O projeto, iniciado há cerca de um ano, pretende unir pesquisa, ensino e extensão. Atualmente, ele engloba o Laboratório de Materiais e Estruturas (LME), o Laboratório de Ensaios Não Destrutivos (Labend) e o Laboratório de Protótipos. Com o financiamento, foram adquiridas novas máquinas (serra fita, desengrossadeira e serra de bancada). E a ideia agora é incluir os alunos também na montagem dos móveis, em partes do processo que não envolvam riscos à segurança.

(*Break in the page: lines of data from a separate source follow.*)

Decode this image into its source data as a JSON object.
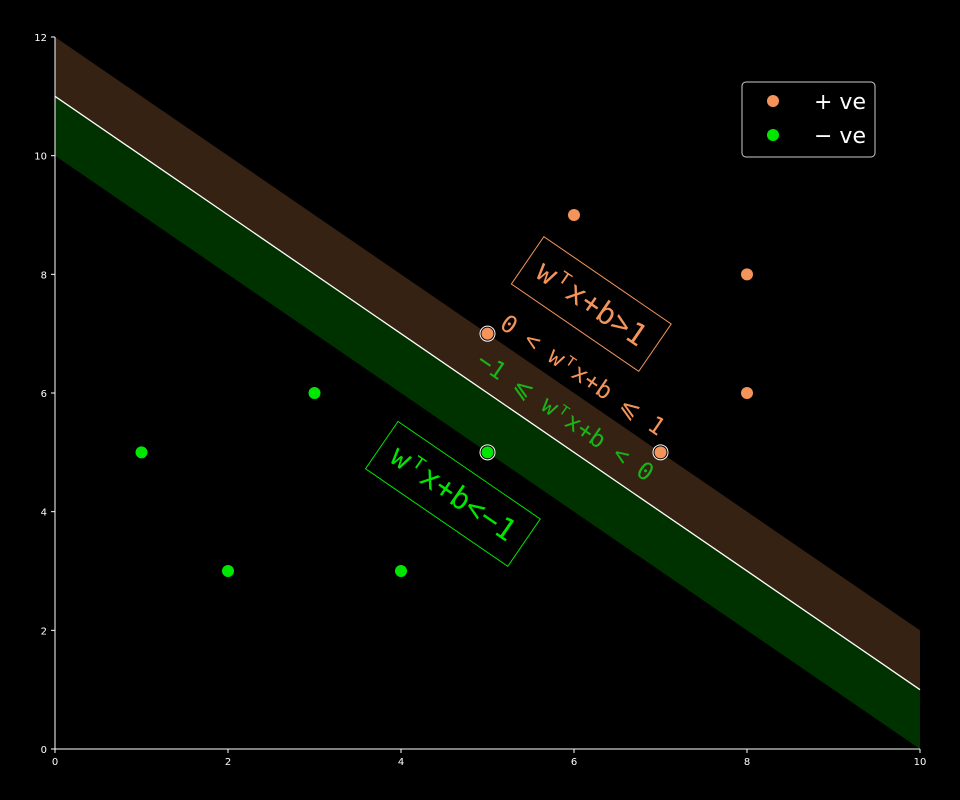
{
  "chart_data": {
    "type": "scatter",
    "title": "",
    "xlabel": "",
    "ylabel": "",
    "xlim": [
      0,
      10
    ],
    "ylim": [
      0,
      12
    ],
    "x_ticks": [
      "0",
      "2",
      "4",
      "6",
      "8",
      "10"
    ],
    "y_ticks": [
      "0",
      "2",
      "4",
      "6",
      "8",
      "10",
      "12"
    ],
    "grid": false,
    "legend_position": "top-right",
    "series": [
      {
        "name": "+ ve",
        "color": "#f4945a",
        "points": [
          [
            5,
            7
          ],
          [
            6,
            9
          ],
          [
            7,
            5
          ],
          [
            8,
            8
          ],
          [
            8,
            6
          ]
        ],
        "support_vectors": [
          [
            5,
            7
          ],
          [
            7,
            5
          ]
        ]
      },
      {
        "name": "− ve",
        "color": "#00e600",
        "points": [
          [
            1,
            5
          ],
          [
            2,
            3
          ],
          [
            3,
            6
          ],
          [
            4,
            3
          ],
          [
            5,
            5
          ]
        ],
        "support_vectors": [
          [
            5,
            5
          ]
        ]
      }
    ],
    "decision_boundary": {
      "slope": -1,
      "intercept": 11,
      "color": "#ffffff"
    },
    "positive_margin": {
      "upper_intercept": 12,
      "lower_intercept": 11,
      "color": "#362213"
    },
    "negative_margin": {
      "upper_intercept": 11,
      "lower_intercept": 10,
      "color": "#003200"
    },
    "annotations": [
      {
        "text": "wᵀx+b>1",
        "x": 6.2,
        "y": 7.5,
        "color": "#f4945a",
        "boxed": true,
        "size": 30
      },
      {
        "text": "0 < wᵀx+b ⩽ 1",
        "x": 6.1,
        "y": 6.3,
        "color": "#f4945a",
        "boxed": false,
        "size": 24
      },
      {
        "text": "−1 ⩽ wᵀx+b < 0",
        "x": 5.9,
        "y": 5.6,
        "color": "#17b517",
        "boxed": false,
        "size": 24
      },
      {
        "text": "wᵀx+b<−1",
        "x": 4.6,
        "y": 4.3,
        "color": "#00e600",
        "boxed": true,
        "size": 30
      }
    ]
  }
}
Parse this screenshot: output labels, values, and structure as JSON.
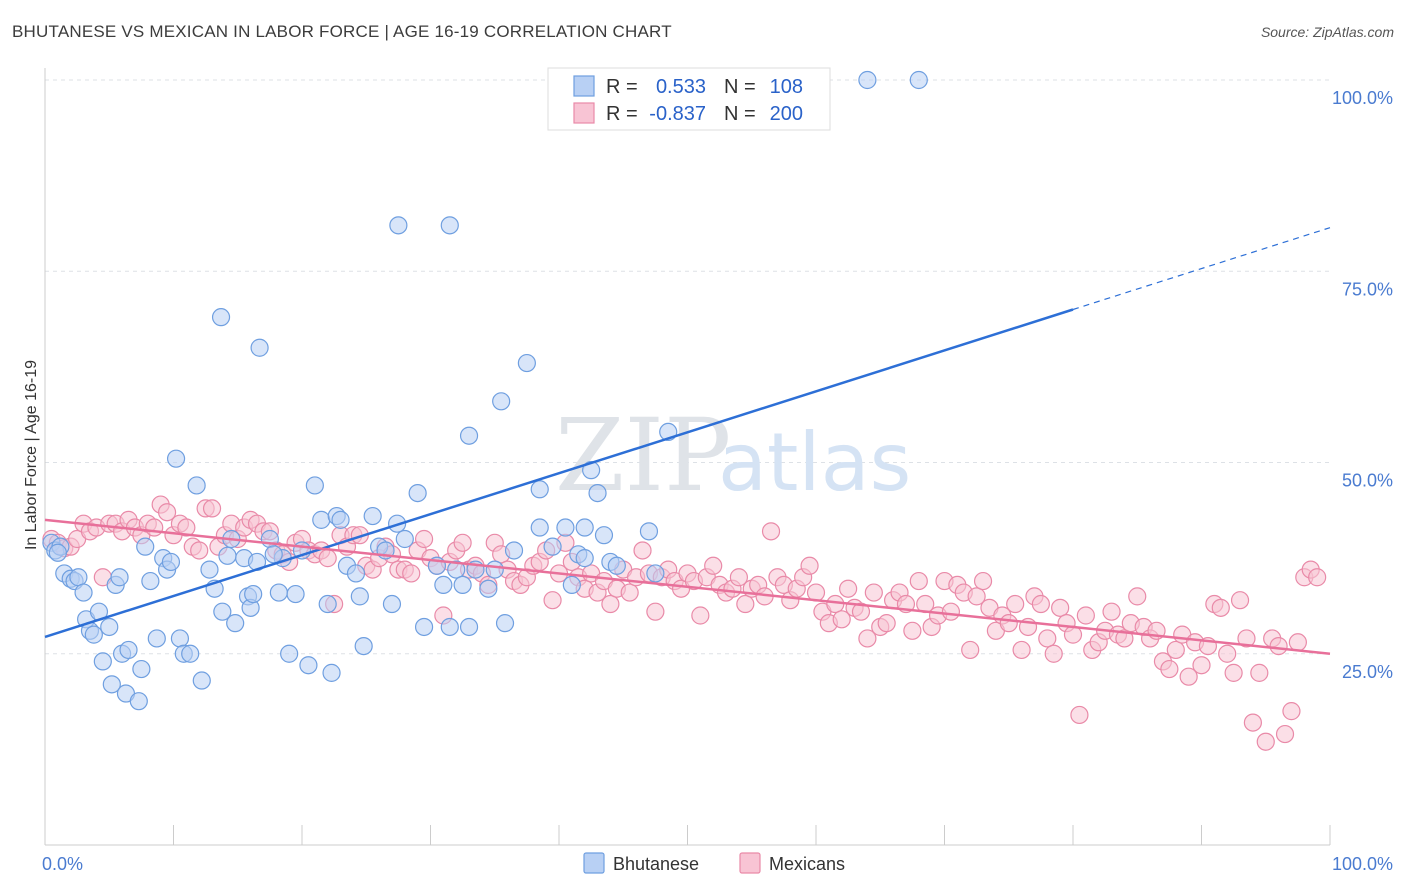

Para Bertoldo, esse projeto tem potencial “para fazer parte da curricularização da extensão”, que determina que “a graduação precisa ter 10% das disciplinas fazendo parte da extensão”. Bolsista do laboratório, a aluna do décimo período de graduação Luana da Silva Isidorio envolveu-se recentemente no projeto e interessa-se especialmente pelas questões de sustentabilidade. “Trata-se de uma oportunidade de termos muito contato com a pesquisa ainda na graduação e com colegas mestrandos e doutorandos”, ressalta.